Some 800,000 Rohingyas are deprived of citizenship rights due to the policy of discrimination that has denied them the right of citizenship and made them vulnerable to acts of violence and persecution, expulsion, and displacement.
The Myanmar government has so far refused to extricate the stateless Rohingyas in Rakhine from their citizenship limbo, despite international pressure to give them a legal status.
“We are forced to flee Rakhine to anywhere else, there is no food there, we cannot get food, we cannot go out, we cannot go to work, but the military and police still come and arrest people and then they go missing,” Salim Noorulhaq, a Rohingya Muslim refugee in Malaysia told a Press TV correspondent on Thursday.
Rohingya Muslims have faced torture, neglect, and repression in Myanmar since it achieved independence in 1948.
On December 24, 2012, the United Nations General Assembly issued a resolution expressing concern over the persecution of Muslims in Myanmar. The UN resolution called on the Myanmar government to “to protect all their (Muslims’) human rights, including their right to a nationality.”
The resolution also strongly condemned “the ongoing systematic violations of human rights and fundamental freedoms” in Myanmar.
Hundreds of Rohingyas are believed to have been killed and thousands displaced in recent attacks by Buddhist extremists.

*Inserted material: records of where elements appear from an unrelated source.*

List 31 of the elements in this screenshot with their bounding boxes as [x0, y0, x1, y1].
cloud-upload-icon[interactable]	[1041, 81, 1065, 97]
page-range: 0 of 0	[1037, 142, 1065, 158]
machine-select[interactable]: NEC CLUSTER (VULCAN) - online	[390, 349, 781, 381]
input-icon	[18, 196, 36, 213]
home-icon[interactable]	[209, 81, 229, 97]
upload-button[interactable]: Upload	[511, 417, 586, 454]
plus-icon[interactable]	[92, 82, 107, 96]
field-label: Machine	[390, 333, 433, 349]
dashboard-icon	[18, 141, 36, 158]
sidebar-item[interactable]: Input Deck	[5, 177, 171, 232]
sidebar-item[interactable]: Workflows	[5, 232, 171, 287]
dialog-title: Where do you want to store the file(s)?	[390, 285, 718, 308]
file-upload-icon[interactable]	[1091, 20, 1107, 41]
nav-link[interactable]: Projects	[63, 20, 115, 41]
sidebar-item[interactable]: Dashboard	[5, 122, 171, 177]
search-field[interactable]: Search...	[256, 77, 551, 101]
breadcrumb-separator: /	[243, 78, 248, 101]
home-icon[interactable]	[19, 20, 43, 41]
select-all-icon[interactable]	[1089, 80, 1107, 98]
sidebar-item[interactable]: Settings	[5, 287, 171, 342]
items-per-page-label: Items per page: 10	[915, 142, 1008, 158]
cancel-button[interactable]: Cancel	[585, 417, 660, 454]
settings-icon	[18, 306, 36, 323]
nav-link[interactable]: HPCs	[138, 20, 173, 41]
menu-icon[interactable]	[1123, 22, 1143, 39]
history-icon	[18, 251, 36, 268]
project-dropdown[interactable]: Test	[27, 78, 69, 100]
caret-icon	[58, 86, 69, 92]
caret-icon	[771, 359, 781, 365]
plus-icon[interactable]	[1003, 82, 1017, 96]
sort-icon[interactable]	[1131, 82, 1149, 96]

Buddhist extremists frequently attack Rohingyas and have set fire to their homes in several villages in Rakhine. Myanmar Army forces allegedly provided the extremist Buddhists containers of petrol for torching the houses of Muslim villagers, who are then forced to flee.
Rohingyas are said to be Muslim descendants of Persian, Turkish, Bengali, and Pathan origin, who migrated to Myanmar as early as the eighth century.